Today’s MANhandler picture is one of absolutely sinful suggestion. The things I could do to those abs… (coughs) Sorry. Enjoy, my lovelies.
Today’s topic: Bulletproof Kink — What gets you going no matter how badly it’s done? Yep, we’re going there, folks. We’re talking sex–done dirty, done sweetly, it matters not so long as it’s done. (Wo)Man, I am looking forward to this post. How much fun, right?
It shouldn’t surprise anyone that, as an author, I’m in love with words–any words, all words, simple or complex. I love them. When I read a romance, I want the author to tell me what’s happening, explain who’s feeling what, talk to me like they’re Chris Hemsworth reading to me, breath brushing over my ear, from behind. Pressed close. God, pressed SO close. (Hey, it’s Chris Hello-I’m-Thor-with-the-HUGE-Hammer Hemsworth!) Ahem… (wipes brow) Let’s get not talk about Thor’s hammer. There’s no telling what I’d be encouraged to say.
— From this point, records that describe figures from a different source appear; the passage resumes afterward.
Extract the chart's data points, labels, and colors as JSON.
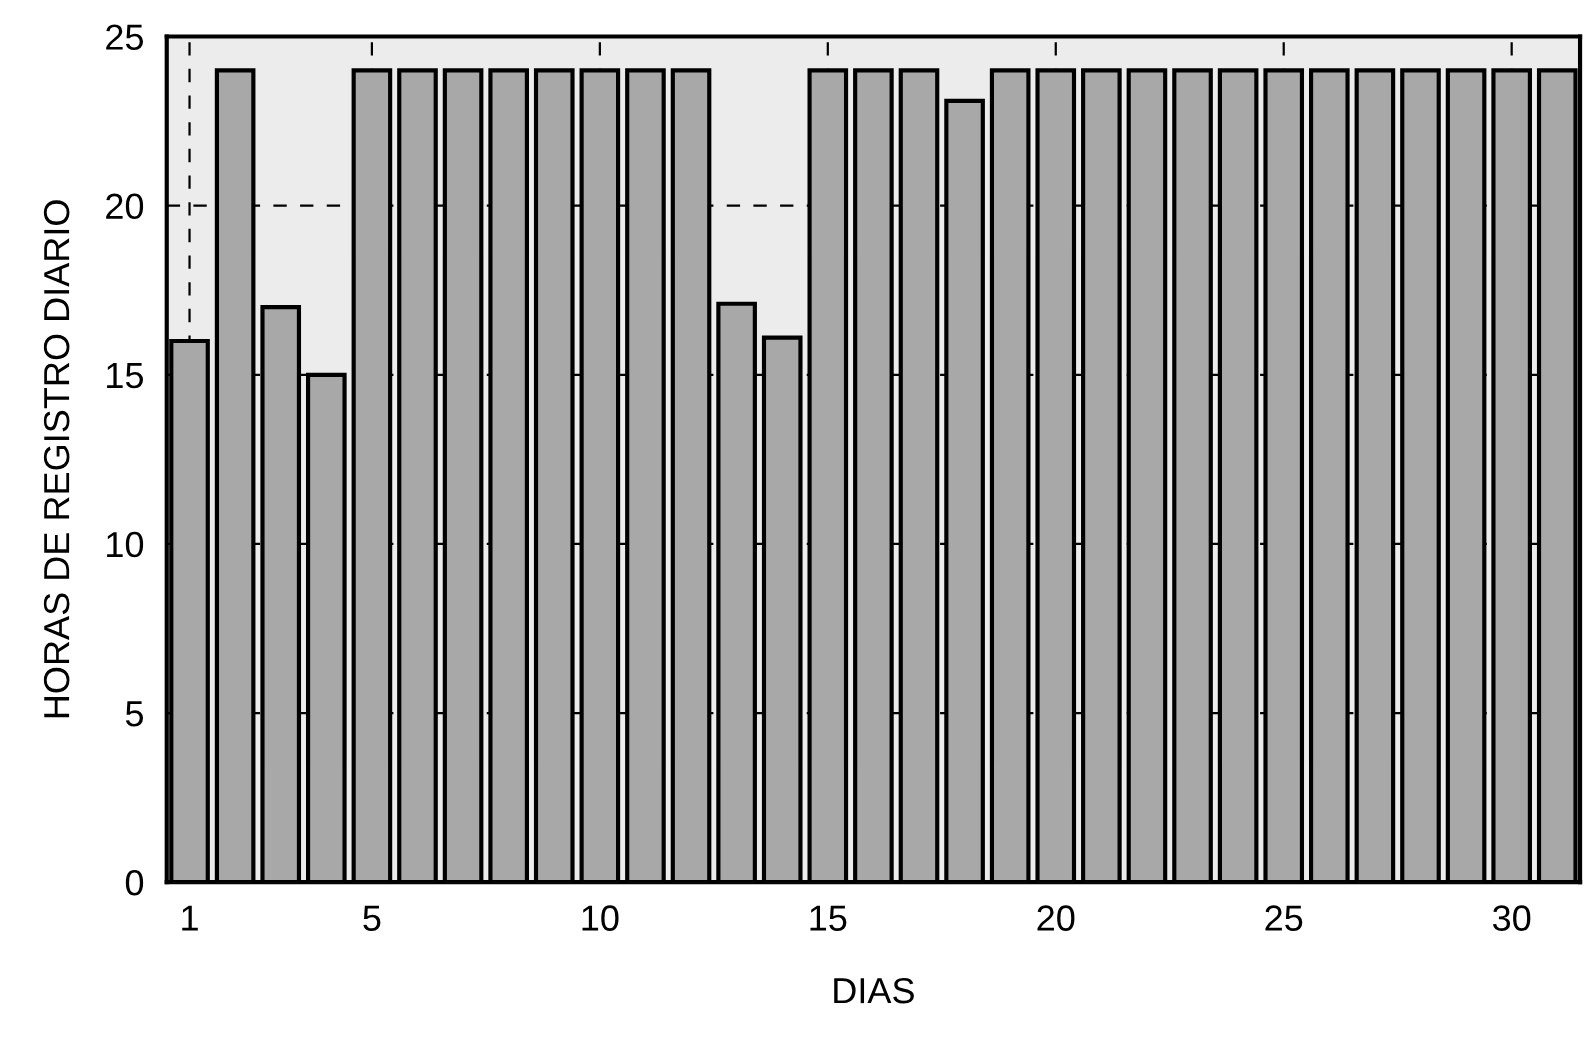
{
  "chart_data": {
    "type": "bar",
    "xlabel": "DIAS",
    "ylabel": "HORAS DE REGISTRO DIARIO",
    "x": [
      1,
      2,
      3,
      4,
      5,
      6,
      7,
      8,
      9,
      10,
      11,
      12,
      13,
      14,
      15,
      16,
      17,
      18,
      19,
      20,
      21,
      22,
      23,
      24,
      25,
      26,
      27,
      28,
      29,
      30,
      31
    ],
    "values": [
      16,
      24,
      17,
      15,
      24,
      24,
      24,
      24,
      24,
      24,
      24,
      24,
      17.1,
      16.1,
      24,
      24,
      24,
      23.1,
      24,
      24,
      24,
      24,
      24,
      24,
      24,
      24,
      24,
      24,
      24,
      24,
      24
    ],
    "color": "#a8a8a8",
    "xlim": [
      0.5,
      31.5
    ],
    "xticks": [
      1,
      5,
      10,
      15,
      20,
      25,
      30
    ],
    "ylim": [
      0,
      25
    ],
    "yticks": [
      0,
      5,
      10,
      15,
      20,
      25
    ],
    "grid": true,
    "line_style": "dashed"
  }
}
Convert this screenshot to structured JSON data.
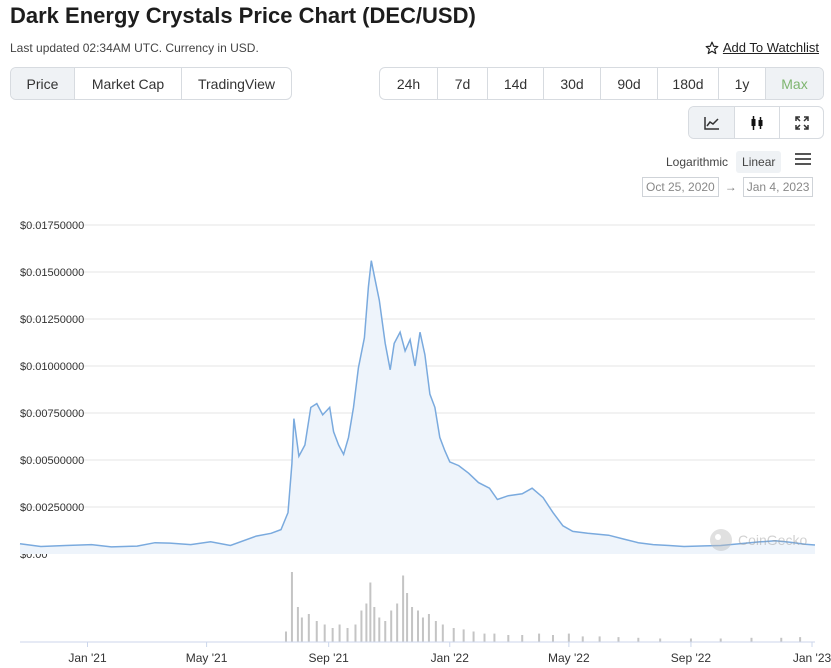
{
  "page": {
    "title": "Dark Energy Crystals Price Chart (DEC/USD)",
    "subtitle": "Last updated 02:34AM UTC. Currency in USD.",
    "watchlist_label": "Add To Watchlist"
  },
  "tabs": [
    {
      "label": "Price",
      "active": true
    },
    {
      "label": "Market Cap",
      "active": false
    },
    {
      "label": "TradingView",
      "active": false
    }
  ],
  "ranges": [
    {
      "label": "24h",
      "active": false
    },
    {
      "label": "7d",
      "active": false
    },
    {
      "label": "14d",
      "active": false
    },
    {
      "label": "30d",
      "active": false
    },
    {
      "label": "90d",
      "active": false
    },
    {
      "label": "180d",
      "active": false
    },
    {
      "label": "1y",
      "active": false
    },
    {
      "label": "Max",
      "active": true
    }
  ],
  "view_buttons": [
    {
      "icon": "line-chart-icon",
      "active": true
    },
    {
      "icon": "candlestick-icon",
      "active": false
    },
    {
      "icon": "expand-icon",
      "active": false
    }
  ],
  "scale": {
    "log_label": "Logarithmic",
    "linear_label": "Linear",
    "selected": "Linear"
  },
  "date_range": {
    "from": "Oct 25, 2020",
    "to": "Jan 4, 2023"
  },
  "colors": {
    "line": "#7aaade",
    "fill": "#eef4fb",
    "volume": "#c4c4c4",
    "accent": "#7eb56f"
  },
  "watermark": "CoinGecko",
  "chart_data": {
    "type": "area",
    "ylim": [
      0,
      0.0175
    ],
    "y_ticks": [
      "$0.00",
      "$0.00250000",
      "$0.00500000",
      "$0.00750000",
      "$0.01000000",
      "$0.01250000",
      "$0.01500000",
      "$0.01750000"
    ],
    "y_tick_values": [
      0,
      0.0025,
      0.005,
      0.0075,
      0.01,
      0.0125,
      0.015,
      0.0175
    ],
    "x_range": [
      "2020-10-25",
      "2023-01-04"
    ],
    "x_ticks": [
      {
        "label": "Jan '21",
        "date": "2021-01-01"
      },
      {
        "label": "May '21",
        "date": "2021-05-01"
      },
      {
        "label": "Sep '21",
        "date": "2021-09-01"
      },
      {
        "label": "Jan '22",
        "date": "2022-01-01"
      },
      {
        "label": "May '22",
        "date": "2022-05-01"
      },
      {
        "label": "Sep '22",
        "date": "2022-09-01"
      },
      {
        "label": "Jan '23",
        "date": "2023-01-01"
      }
    ],
    "series": [
      {
        "values": [
          [
            "2020-10-25",
            0.00055
          ],
          [
            "2020-11-15",
            0.0004
          ],
          [
            "2020-12-10",
            0.00045
          ],
          [
            "2021-01-05",
            0.0005
          ],
          [
            "2021-01-25",
            0.00038
          ],
          [
            "2021-02-20",
            0.00042
          ],
          [
            "2021-03-10",
            0.0006
          ],
          [
            "2021-03-25",
            0.00058
          ],
          [
            "2021-04-15",
            0.0005
          ],
          [
            "2021-05-05",
            0.00065
          ],
          [
            "2021-05-25",
            0.00045
          ],
          [
            "2021-06-20",
            0.00095
          ],
          [
            "2021-07-05",
            0.0011
          ],
          [
            "2021-07-15",
            0.0013
          ],
          [
            "2021-07-22",
            0.0022
          ],
          [
            "2021-07-26",
            0.0048
          ],
          [
            "2021-07-28",
            0.0072
          ],
          [
            "2021-08-02",
            0.0052
          ],
          [
            "2021-08-08",
            0.0058
          ],
          [
            "2021-08-14",
            0.0078
          ],
          [
            "2021-08-20",
            0.008
          ],
          [
            "2021-08-26",
            0.0074
          ],
          [
            "2021-09-02",
            0.0078
          ],
          [
            "2021-09-06",
            0.0065
          ],
          [
            "2021-09-11",
            0.0058
          ],
          [
            "2021-09-16",
            0.0053
          ],
          [
            "2021-09-21",
            0.0062
          ],
          [
            "2021-09-26",
            0.0078
          ],
          [
            "2021-10-01",
            0.0099
          ],
          [
            "2021-10-07",
            0.0115
          ],
          [
            "2021-10-11",
            0.0142
          ],
          [
            "2021-10-14",
            0.0156
          ],
          [
            "2021-10-17",
            0.0148
          ],
          [
            "2021-10-22",
            0.0135
          ],
          [
            "2021-10-28",
            0.0112
          ],
          [
            "2021-11-02",
            0.0098
          ],
          [
            "2021-11-06",
            0.0112
          ],
          [
            "2021-11-12",
            0.0118
          ],
          [
            "2021-11-17",
            0.0108
          ],
          [
            "2021-11-22",
            0.0114
          ],
          [
            "2021-11-27",
            0.01
          ],
          [
            "2021-12-02",
            0.0118
          ],
          [
            "2021-12-07",
            0.0106
          ],
          [
            "2021-12-12",
            0.0085
          ],
          [
            "2021-12-17",
            0.0078
          ],
          [
            "2021-12-22",
            0.0062
          ],
          [
            "2021-12-27",
            0.0055
          ],
          [
            "2022-01-01",
            0.0049
          ],
          [
            "2022-01-10",
            0.0047
          ],
          [
            "2022-01-20",
            0.0043
          ],
          [
            "2022-01-30",
            0.0038
          ],
          [
            "2022-02-10",
            0.0035
          ],
          [
            "2022-02-18",
            0.0029
          ],
          [
            "2022-03-01",
            0.0031
          ],
          [
            "2022-03-15",
            0.0032
          ],
          [
            "2022-03-25",
            0.0035
          ],
          [
            "2022-04-05",
            0.003
          ],
          [
            "2022-04-15",
            0.0022
          ],
          [
            "2022-04-25",
            0.0015
          ],
          [
            "2022-05-05",
            0.0012
          ],
          [
            "2022-05-20",
            0.0011
          ],
          [
            "2022-06-10",
            0.001
          ],
          [
            "2022-06-25",
            0.0008
          ],
          [
            "2022-07-10",
            0.0006
          ],
          [
            "2022-07-25",
            0.0005
          ],
          [
            "2022-08-10",
            0.00045
          ],
          [
            "2022-08-25",
            0.0004
          ],
          [
            "2022-09-15",
            0.00043
          ],
          [
            "2022-10-01",
            0.00045
          ],
          [
            "2022-10-20",
            0.00055
          ],
          [
            "2022-11-10",
            0.00065
          ],
          [
            "2022-11-25",
            0.0007
          ],
          [
            "2022-12-10",
            0.00062
          ],
          [
            "2022-12-25",
            0.00052
          ],
          [
            "2023-01-04",
            0.00048
          ]
        ]
      }
    ],
    "volume": [
      [
        "2021-07-20",
        0.15
      ],
      [
        "2021-07-26",
        1.0
      ],
      [
        "2021-08-01",
        0.5
      ],
      [
        "2021-08-05",
        0.35
      ],
      [
        "2021-08-12",
        0.4
      ],
      [
        "2021-08-20",
        0.3
      ],
      [
        "2021-08-28",
        0.25
      ],
      [
        "2021-09-05",
        0.2
      ],
      [
        "2021-09-12",
        0.25
      ],
      [
        "2021-09-20",
        0.2
      ],
      [
        "2021-09-28",
        0.25
      ],
      [
        "2021-10-04",
        0.45
      ],
      [
        "2021-10-09",
        0.55
      ],
      [
        "2021-10-13",
        0.85
      ],
      [
        "2021-10-17",
        0.5
      ],
      [
        "2021-10-22",
        0.35
      ],
      [
        "2021-10-28",
        0.3
      ],
      [
        "2021-11-03",
        0.45
      ],
      [
        "2021-11-09",
        0.55
      ],
      [
        "2021-11-15",
        0.95
      ],
      [
        "2021-11-19",
        0.7
      ],
      [
        "2021-11-24",
        0.5
      ],
      [
        "2021-11-30",
        0.45
      ],
      [
        "2021-12-05",
        0.35
      ],
      [
        "2021-12-11",
        0.4
      ],
      [
        "2021-12-18",
        0.3
      ],
      [
        "2021-12-25",
        0.25
      ],
      [
        "2022-01-05",
        0.2
      ],
      [
        "2022-01-15",
        0.18
      ],
      [
        "2022-01-25",
        0.15
      ],
      [
        "2022-02-05",
        0.12
      ],
      [
        "2022-02-15",
        0.12
      ],
      [
        "2022-03-01",
        0.1
      ],
      [
        "2022-03-15",
        0.1
      ],
      [
        "2022-04-01",
        0.12
      ],
      [
        "2022-04-15",
        0.1
      ],
      [
        "2022-05-01",
        0.12
      ],
      [
        "2022-05-15",
        0.08
      ],
      [
        "2022-06-01",
        0.08
      ],
      [
        "2022-06-20",
        0.07
      ],
      [
        "2022-07-10",
        0.06
      ],
      [
        "2022-08-01",
        0.05
      ],
      [
        "2022-09-01",
        0.05
      ],
      [
        "2022-10-01",
        0.05
      ],
      [
        "2022-11-01",
        0.06
      ],
      [
        "2022-12-01",
        0.06
      ],
      [
        "2022-12-20",
        0.07
      ]
    ]
  }
}
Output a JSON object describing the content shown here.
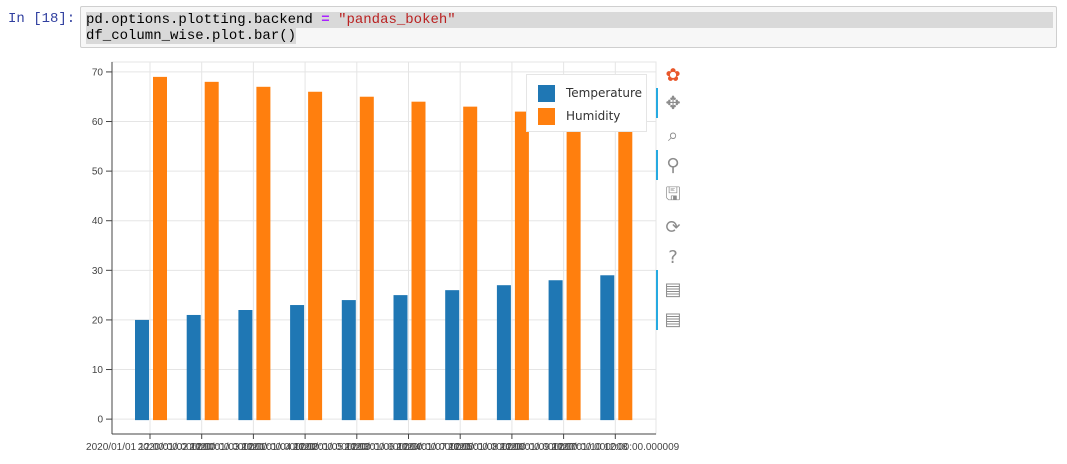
{
  "notebook": {
    "prompt": "In [18]:",
    "code_line1": {
      "part1": "pd.options.plotting.backend ",
      "op": "=",
      "part2": " ",
      "str": "\"pandas_bokeh\""
    },
    "code_line2": "df_column_wise.plot.bar()"
  },
  "toolbar": {
    "tools": [
      {
        "name": "bokeh-logo-icon",
        "glyph": "✿"
      },
      {
        "name": "pan-tool-icon",
        "glyph": "✥"
      },
      {
        "name": "box-zoom-tool-icon",
        "glyph": "⌕"
      },
      {
        "name": "wheel-zoom-tool-icon",
        "glyph": "⚲"
      },
      {
        "name": "save-tool-icon",
        "glyph": "🖫"
      },
      {
        "name": "reset-tool-icon",
        "glyph": "⟳"
      },
      {
        "name": "help-tool-icon",
        "glyph": "?"
      },
      {
        "name": "hover-tool-icon-1",
        "glyph": "▤"
      },
      {
        "name": "hover-tool-icon-2",
        "glyph": "▤"
      }
    ],
    "accent": "#26aae1"
  },
  "chart_data": {
    "type": "bar",
    "categories": [
      "2020/01/01 12:00:00.000000",
      "2020/01/02 12:00:00.000001",
      "2020/01/03 12:00:00.000002",
      "2020/01/04 12:00:00.000003",
      "2020/01/05 12:00:00.000004",
      "2020/01/06 12:00:00.000005",
      "2020/01/07 12:00:00.000006",
      "2020/01/08 12:00:00.000007",
      "2020/01/09 12:00:00.000008",
      "2020/01/10 12:00:00.000009"
    ],
    "series": [
      {
        "name": "Temperature",
        "color": "#1f77b4",
        "values": [
          20,
          21,
          22,
          23,
          24,
          25,
          26,
          27,
          28,
          29
        ]
      },
      {
        "name": "Humidity",
        "color": "#ff7f0e",
        "values": [
          69,
          68,
          67,
          66,
          65,
          64,
          63,
          62,
          61,
          60
        ]
      }
    ],
    "yticks": [
      0,
      10,
      20,
      30,
      40,
      50,
      60,
      70
    ],
    "ylim": [
      -3,
      72
    ],
    "grid": true,
    "legend_position": "top-right"
  }
}
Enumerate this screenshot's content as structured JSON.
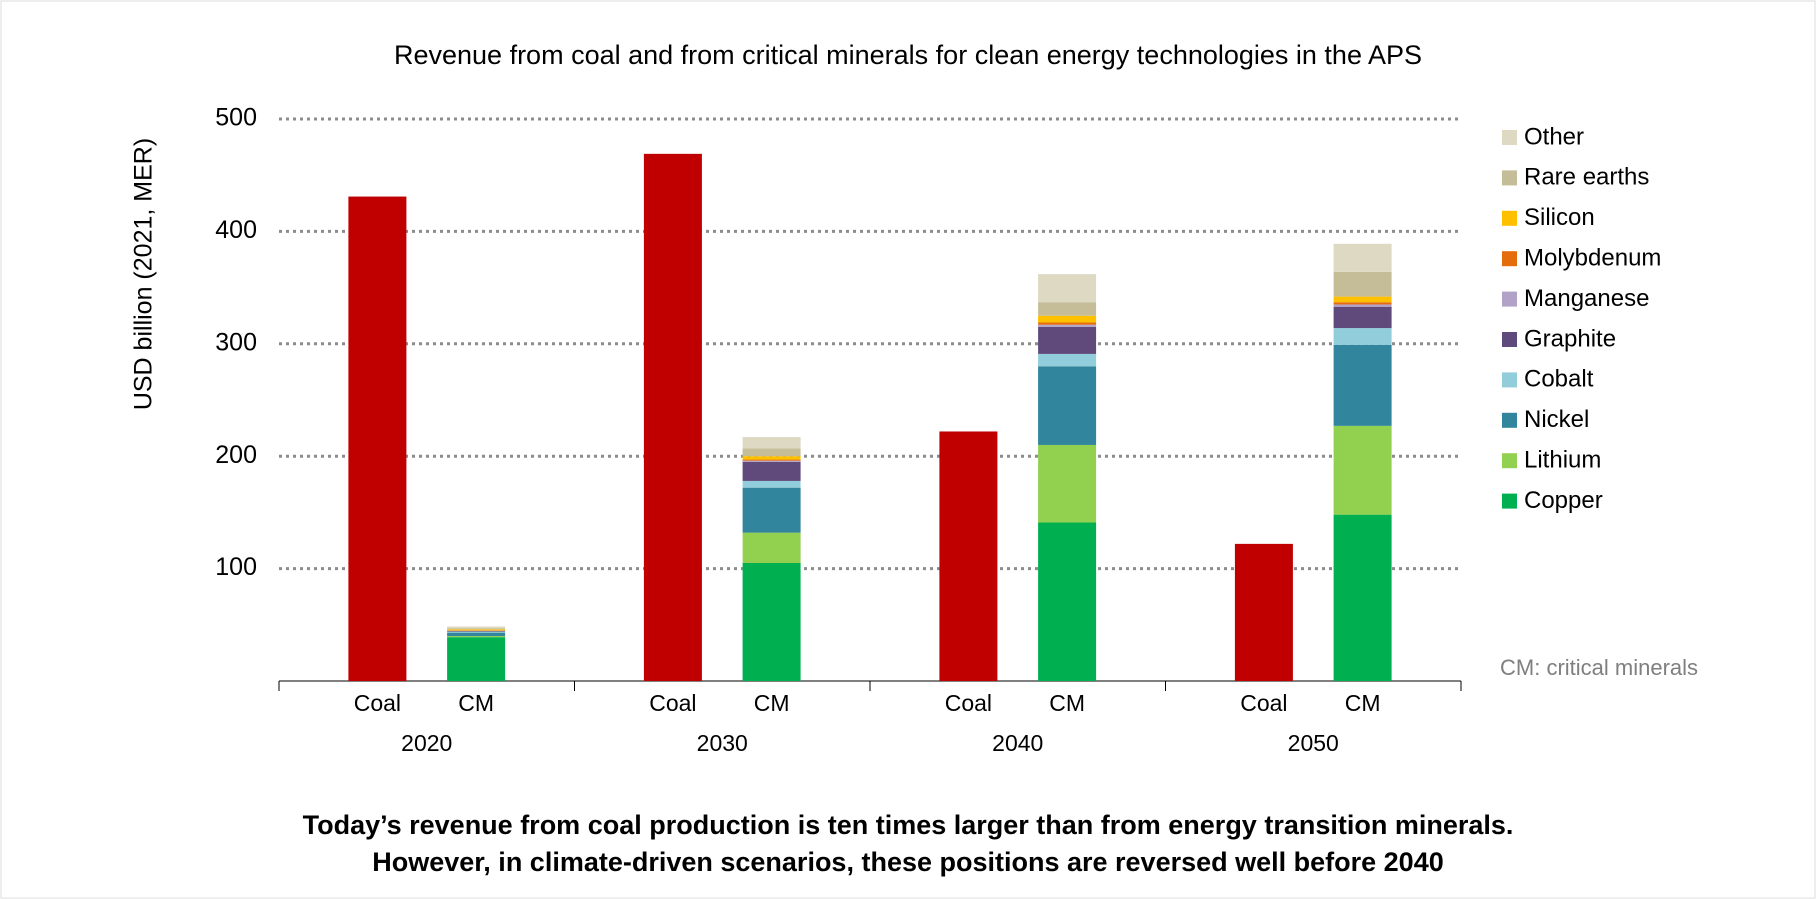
{
  "chart_data": {
    "type": "bar",
    "stacked": true,
    "title": "Revenue from coal and from critical minerals for clean energy technologies in the APS",
    "y_label": "USD billion  (2021, MER)",
    "categories": [
      "2020",
      "2030",
      "2040",
      "2050"
    ],
    "sub_labels": [
      "Coal",
      "CM"
    ],
    "coal": {
      "color": "#c00000",
      "values": [
        431,
        469,
        222,
        122
      ]
    },
    "series": [
      {
        "name": "Copper",
        "color": "#00b050",
        "values": [
          39,
          105,
          141,
          148
        ]
      },
      {
        "name": "Lithium",
        "color": "#92d050",
        "values": [
          1,
          27,
          69,
          79
        ]
      },
      {
        "name": "Nickel",
        "color": "#31859c",
        "values": [
          3,
          40,
          70,
          72
        ]
      },
      {
        "name": "Cobalt",
        "color": "#92cddc",
        "values": [
          1,
          6,
          11,
          15
        ]
      },
      {
        "name": "Graphite",
        "color": "#604a7b",
        "values": [
          0.5,
          17,
          24,
          19
        ]
      },
      {
        "name": "Manganese",
        "color": "#b3a2c7",
        "values": [
          0.2,
          1,
          2,
          2
        ]
      },
      {
        "name": "Molybdenum",
        "color": "#e46c0a",
        "values": [
          0.3,
          1,
          2,
          2
        ]
      },
      {
        "name": "Silicon",
        "color": "#ffc000",
        "values": [
          1,
          3,
          6,
          5
        ]
      },
      {
        "name": "Rare earths",
        "color": "#c4bd97",
        "values": [
          1,
          7,
          12,
          22
        ]
      },
      {
        "name": "Other",
        "color": "#ddd9c3",
        "values": [
          1.5,
          10,
          25,
          25
        ]
      }
    ],
    "ylim": [
      0,
      500
    ],
    "yticks": [
      100,
      200,
      300,
      400,
      500
    ],
    "grid": true,
    "legend": "right",
    "note": "CM: critical minerals",
    "footer": [
      "Today’s revenue from coal production is ten times larger than from energy transition minerals.",
      "However, in climate-driven scenarios, these positions are reversed well before 2040"
    ]
  }
}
Back to words, though there’s no safety here, either. See, I love suggestive conversation. I’ll never forget a date I was on. We’d been seeing each other for a while and we both knew where we were headed. We were walking into a restaurant when he looked over at me, yanked me to a stop with the words, “Fuck it.” He kissed me like I’d never been kissed. I was helplessly turned on. Yes, the kiss was amazing, but the passionate violence of those two words did me in. We ended up going into the restaurant for dinner. All throughout the meal, he’d lean over and feed me a bite of this or that with the excuse I had to try it. I have zero idea what we ordered. In fact, I don’t even remember the restaurant. What I remember is what he said when the fork was in my mouth. Those words made me it almost impossible to stay in my seat. His sexual innuendo was wicked, and I worked that fork well enough we were both squirming by the time dinner was over. The verbal foreplay had decimated me and I would have done (and maybe did do) anything he asked.
I don’t remember what we ordered, but I still remember what he said. Never underestimate the power of suggestive foreplay, my friends. Try it sometime. Tell your partner(s) what you’re going to do to him/her/them when you get home. See if pupils don’t widen and breaths come short. <insert wicked grin>
What is it about words, written or spoken, that turns you on? Do you ever find that the right word, combined with either the right touch or the promise of the upcoming touch, flips your switch? Don’t be shy. Consider it author research — I want to know so I know how better to meet reader expectations with sex scenes.